Reply by Philipp Klaus Krause March 5, 20182018-03-05
Am 20.02.2018 um 17:30 schrieb Philipp Klaus Krause:
> > I probably won't find time for testing until later this week, but for > now I suspect it is the flash: The flash in the STM32F051 (Cortex-M0) at > 48 Mhz needs 1 wait state, while the flash in the STM32F302 (Cortex-M4) > at 64 Mhz needs 2 wait states. Both devices have a prefetch buffer that > is supposed to somewhat reduce the effect of the wait states on program > execution. > > Philipp >
Flash wait cycles indeed make a big difference with the STM32s: At stdcbench 0.4, the STM32F103 (Cortex-M3) at 36 Mhz with prefetch buffer enabled gets 22% higher scores with 1 wait state vs. 2 wait states. Philipp
Reply by David Brown February 21, 20182018-02-21
On 21/02/18 08:37, raimond.dragomir@gmail.com wrote:
> marți, 20 februarie 2018, 21:58:12 UTC+2, Philipp Klaus Krause a scris: >> Am 20.02.2018 um 15:27 schrieb Philipp Klaus Krause: >>> Am 20.02.2018 um 14:38 schrieb Philipp Klaus Krause: >>>> >>>> 'Don't have one yet, but intend to do a Cortex-M3 and maybe a Z80 test >>>> later this week. At some point, I should also put a list of results on >>>> http://stdcbench.org/ >>>> >>>> Philipp >>>> >>> >>> Here is a Cortex-M4 (the STM32F302R8 at 64 Mhz - it could do 72 Mhz, but >>> not with the internal oscillator, and my board doesn't have a crystal), >>> using GCC -O2 -mcpu=cortex-m4 -mthumb with newlib-nano: >>> >>> stdcbench 0.3 >>> stdcbench c90base score: 1693 >>> stdcbench c90lib score: 864 >>> stdcbench final score: 2557 >>> >>> Looks only 15% faster per clock cycle than the Cortex-M0. >>> >>> Philipp >>> >> >> >> And from the opposite end of the performance spectrum, a Cycpress EZ-USB >> FX2LP at 48 Mhz, compiled using SDCC 3.7.0 RC2, sdcc -mmcs51 >> --model-large --stack-auto --code-loc 0x0000 --code-size 0x3500 >> --xram-loc 0x3500 --xram-size 0x0b00 --opt-code-speed >> --max-allocs-per-node 10000: >> >> stdcbench 0.3 >> stdcbench c90base score: 12 >> stdcbench final score: 12 >> >> Philipp > > Is it 12clk/instruction or something? In this case 48MHz is misleading. > Same for PICs which are 4clks/instr.

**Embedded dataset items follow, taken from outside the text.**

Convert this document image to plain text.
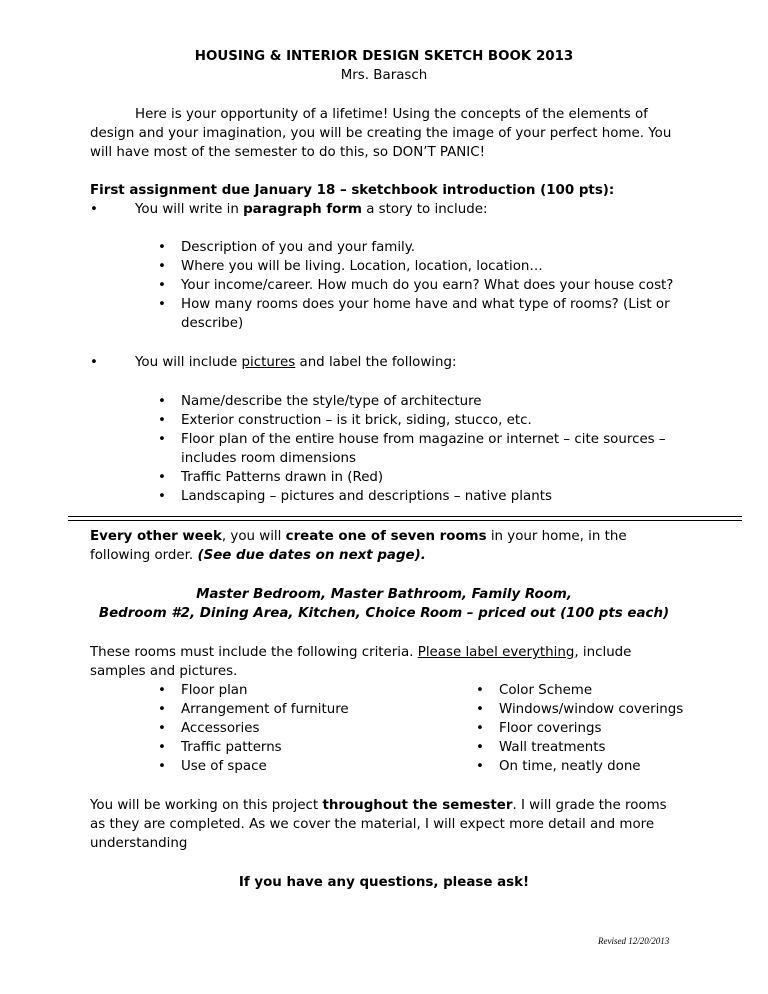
HOUSING & INTERIOR DESIGN SKETCH BOOK 2013
Mrs. Barasch
Here is your opportunity of a lifetime! Using the concepts of the elements of design and your imagination, you will be creating the image of your perfect home. You will have most of the semester to do this, so DON’T PANIC!
First assignment due January 18 – sketchbook introduction (100 pts):
•	You will write in paragraph form a story to include:
•	Description of you and your family.
•	Where you will be living. Location, location, location…
•	Your income/career. How much do you earn? What does your house cost?
•	How many rooms does your home have and what type of rooms? (List or describe)
•	You will include pictures and label the following:
•	Name/describe the style/type of architecture
•	Exterior construction – is it brick, siding, stucco, etc.
•	Floor plan of the entire house from magazine or internet – cite sources – includes room dimensions
•	Traffic Patterns drawn in (Red)
•	Landscaping – pictures and descriptions – native plants
Every other week, you will create one of seven rooms in your home, in the following order. (See due dates on next page).
Master Bedroom, Master Bathroom, Family Room,
Bedroom #2, Dining Area, Kitchen, Choice Room – priced out (100 pts each)
These rooms must include the following criteria. Please label everything, include samples and pictures.
•	Floor plan
•	Arrangement of furniture
•	Accessories
•	Traffic patterns
•	Use of space
•	Color Scheme
•	Windows/window coverings
•	Floor coverings
•	Wall treatments
•	On time, neatly done
You will be working on this project throughout the semester. I will grade the rooms as they are completed. As we cover the material, I will expect more detail and more understanding
If you have any questions, please ask!
Revised 12/20/2013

Microchip usually give another > number, the Mips, for example 64MHz/16Mips. > > So the Cypress chips is 48MHz/4Mips maybe? > > When I worked with 12clks/instr 8051 I always talked about it as 1Mips cpu. >
It is common for modern 8051 implementations to have 4 oscillator clocks per instruction clocks. The original 8051 had 12 oscillator clocks per instruction clock. Most single byte register-to-register operations take 1 instruction clock. Memory access adds to that, as do multi-byte instructions, jumps, calls, etc.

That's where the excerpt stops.